2. Consider this quote from Allender and Longman (Cry of the Soul) : “Ignoring our emotions is turning our back on reality; listening to our emotions ushers us into reality, and reality is where we meet God.” In what ways have you been tempted to ignore your emotions? What are some ways that this can impact you and others?
3. Do you think it’s more difficult to validate your own emotions or the emotions of another? Why do you think this might be?
4. How are we sometimes tempted to offer simple answers or “solutions” to complex emotional realities? How can this do more harm than good?

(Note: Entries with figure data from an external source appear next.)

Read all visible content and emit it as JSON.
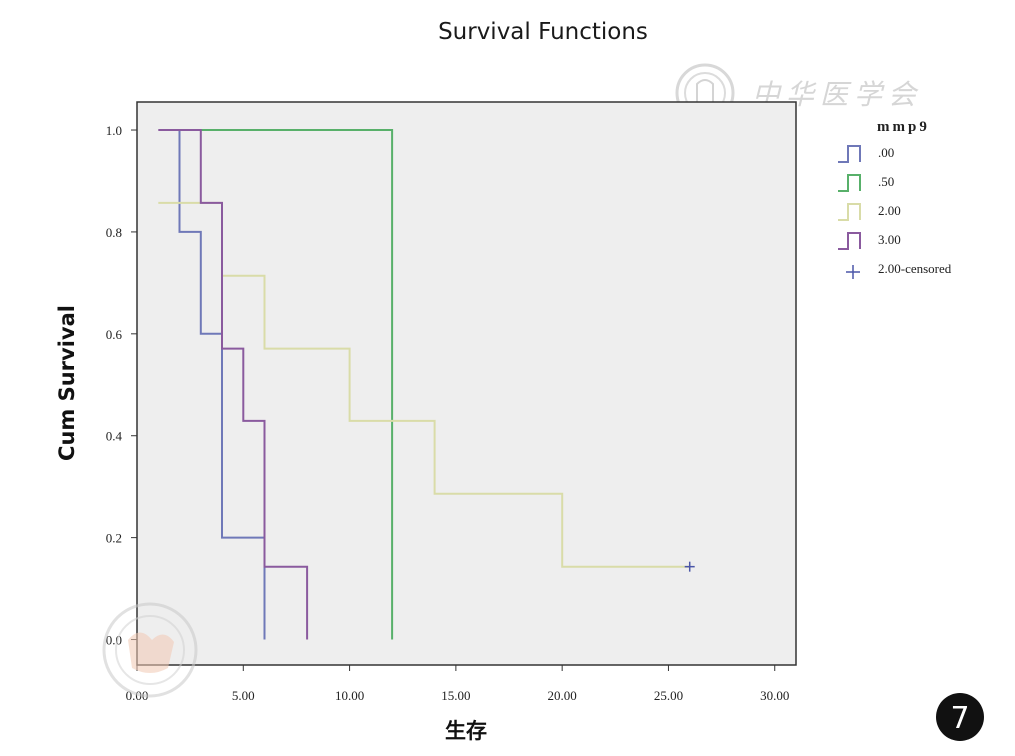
{
  "chart_data": {
    "type": "line",
    "subtype": "kaplan-meier step",
    "title": "Survival Functions",
    "xlabel": "生存",
    "ylabel": "Cum Survival",
    "xlim": [
      0,
      31
    ],
    "ylim": [
      -0.05,
      1.055
    ],
    "xticks": [
      0,
      5,
      10,
      15,
      20,
      25,
      30
    ],
    "xtick_labels": [
      "0.00",
      "5.00",
      "10.00",
      "15.00",
      "20.00",
      "25.00",
      "30.00"
    ],
    "yticks": [
      0,
      0.2,
      0.4,
      0.6,
      0.8,
      1.0
    ],
    "ytick_labels": [
      "0.0",
      "0.2",
      "0.4",
      "0.6",
      "0.8",
      "1.0"
    ],
    "grid": false,
    "plot_background": "#eeeeee",
    "legend": {
      "title": "mmp9",
      "placement": "right"
    },
    "series": [
      {
        "name": ".00",
        "color": "#6f78b8",
        "x": [
          2,
          2,
          3,
          3,
          4,
          4,
          6,
          6
        ],
        "y": [
          1.0,
          0.8,
          0.8,
          0.6,
          0.6,
          0.2,
          0.2,
          0.0
        ]
      },
      {
        "name": ".50",
        "color": "#58b06a",
        "x": [
          2,
          12,
          12
        ],
        "y": [
          1.0,
          1.0,
          0.0
        ]
      },
      {
        "name": "2.00",
        "color": "#d9dca8",
        "x": [
          1,
          2,
          2,
          4,
          4,
          6,
          6,
          10,
          10,
          14,
          14,
          20,
          20,
          26
        ],
        "y": [
          0.857,
          0.857,
          0.857,
          0.857,
          0.714,
          0.714,
          0.571,
          0.571,
          0.429,
          0.429,
          0.286,
          0.286,
          0.143,
          0.143
        ]
      },
      {
        "name": "3.00",
        "color": "#8a5a9e",
        "x": [
          1,
          3,
          3,
          4,
          4,
          5,
          5,
          6,
          6,
          8,
          8
        ],
        "y": [
          1.0,
          1.0,
          0.857,
          0.857,
          0.571,
          0.571,
          0.429,
          0.429,
          0.143,
          0.143,
          0.0
        ]
      }
    ],
    "censored": [
      {
        "name": "2.00-censored",
        "color": "#4a56a8",
        "points": [
          {
            "x": 26,
            "y": 0.143
          }
        ]
      }
    ]
  },
  "watermark": {
    "text": "中华医学会"
  },
  "figure_number": "7"
}
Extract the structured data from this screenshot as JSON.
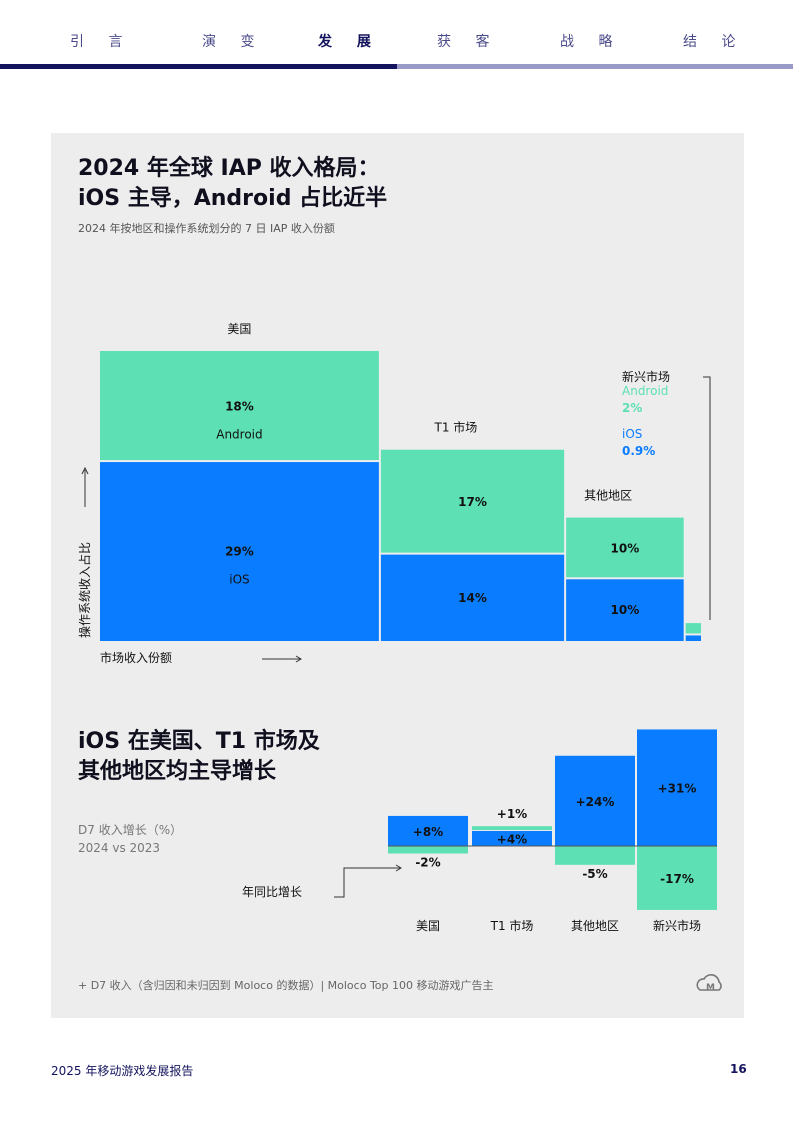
{
  "nav": {
    "items": [
      "引 言",
      "演 变",
      "发 展",
      "获 客",
      "战 略",
      "结 论"
    ],
    "active": "发 展"
  },
  "colors": {
    "ios": "#0a7cff",
    "android": "#5de0b4",
    "navy": "#14145e"
  },
  "chart1": {
    "title_line1": "2024 年全球 IAP 收入格局：",
    "title_line2": "iOS 主导，Android 占比近半",
    "subtitle": "2024 年按地区和操作系统划分的 7 日 IAP 收入份额",
    "y_axis_label": "操作系统收入占比",
    "x_axis_label": "市场收入份额"
  },
  "chart2": {
    "title_line1": "iOS 在美国、T1 市场及",
    "title_line2": "其他地区均主导增长",
    "metric_label": "D7 收入增长（%）",
    "comparison_label": "2024 vs 2023",
    "yoy_label": "年同比增长"
  },
  "chart_data": [
    {
      "type": "mosaic",
      "series": [
        {
          "name": "Android"
        },
        {
          "name": "iOS"
        }
      ],
      "categories": [
        "美国",
        "T1 市场",
        "其他地区",
        "新兴市场"
      ],
      "values": [
        {
          "region": "美国",
          "android": "18%",
          "ios": "29%",
          "android_value": 18,
          "ios_value": 29
        },
        {
          "region": "T1 市场",
          "android": "17%",
          "ios": "14%",
          "android_value": 17,
          "ios_value": 14
        },
        {
          "region": "其他地区",
          "android": "10%",
          "ios": "10%",
          "android_value": 10,
          "ios_value": 10
        },
        {
          "region": "新兴市场",
          "android": "2%",
          "ios": "0.9%",
          "android_value": 2,
          "ios_value": 0.9
        }
      ]
    },
    {
      "type": "bar",
      "categories": [
        "美国",
        "T1 市场",
        "其他地区",
        "新兴市场"
      ],
      "series": [
        {
          "name": "iOS",
          "values": [
            8,
            4,
            24,
            31
          ],
          "labels": [
            "+8%",
            "+4%",
            "+24%",
            "+31%"
          ]
        },
        {
          "name": "Android",
          "values": [
            -2,
            1,
            -5,
            -17
          ],
          "labels": [
            "-2%",
            "+1%",
            "-5%",
            "-17%"
          ]
        }
      ]
    }
  ],
  "footnote": "+ D7 收入（含归因和未归因到 Moloco 的数据）| Moloco Top 100 移动游戏广告主",
  "footer": {
    "report_title": "2025 年移动游戏发展报告",
    "page_number": "16"
  }
}
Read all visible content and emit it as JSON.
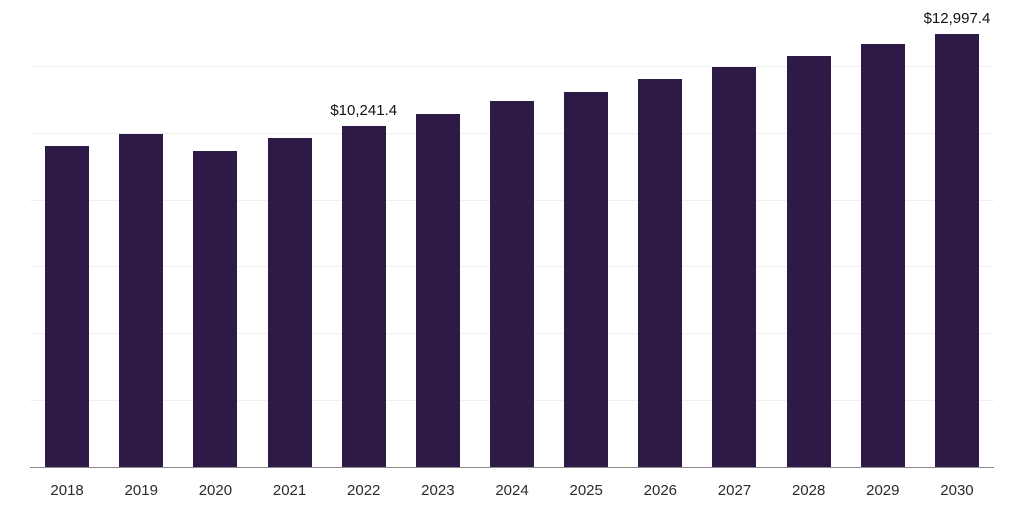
{
  "chart_data": {
    "type": "bar",
    "categories": [
      "2018",
      "2019",
      "2020",
      "2021",
      "2022",
      "2023",
      "2024",
      "2025",
      "2026",
      "2027",
      "2028",
      "2029",
      "2030"
    ],
    "values": [
      9630,
      9990,
      9480,
      9870,
      10241.4,
      10590,
      10980,
      11250,
      11640,
      12000,
      12330,
      12690,
      12997.4
    ],
    "data_labels": {
      "2022": "$10,241.4",
      "2030": "$12,997.4"
    },
    "ylim": [
      0,
      14000
    ],
    "grid": "horizontal",
    "grid_step": 2000,
    "legend": "none",
    "bar_color": "#2e1a47",
    "gridline_color": "#efefef",
    "axis_line_color": "#8c8c8c",
    "tick_label_color": "#2b2b2b",
    "data_label_color": "#111111"
  }
}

5. Can you think of a time where someone wrongly diagnosed your emotions or attempted to provide the wrong solution to your problem? What does it mean to take a whole-person approach to someone else’s problems?
6. The Proverbs use the image of our “bones” to describe how our emotions can hold us up and help us move out into the world or weigh us down and immobilize us. How
7. What happens when we give into the intensity of our emotions? Should we avoid intense emotions altogether? How can we exhibit self-control without being dishonest about our feelings?
8. How does Proverbs tell us we can find healing for damaged or wounded spirit? How does Prov. 13:12 help us get to the source/root of our emotional wounds and hurts? If the Bible doesn’t offer us a way to avoid emotional wounds and pain in this life, what does it offer us?
9. How does Prov. 15:30 tell us we can find strength even in the disappointments/pain of life? How does knowing there is good news outside of my inner world (ie a larger story my story is a part of) help strengthen our inner world?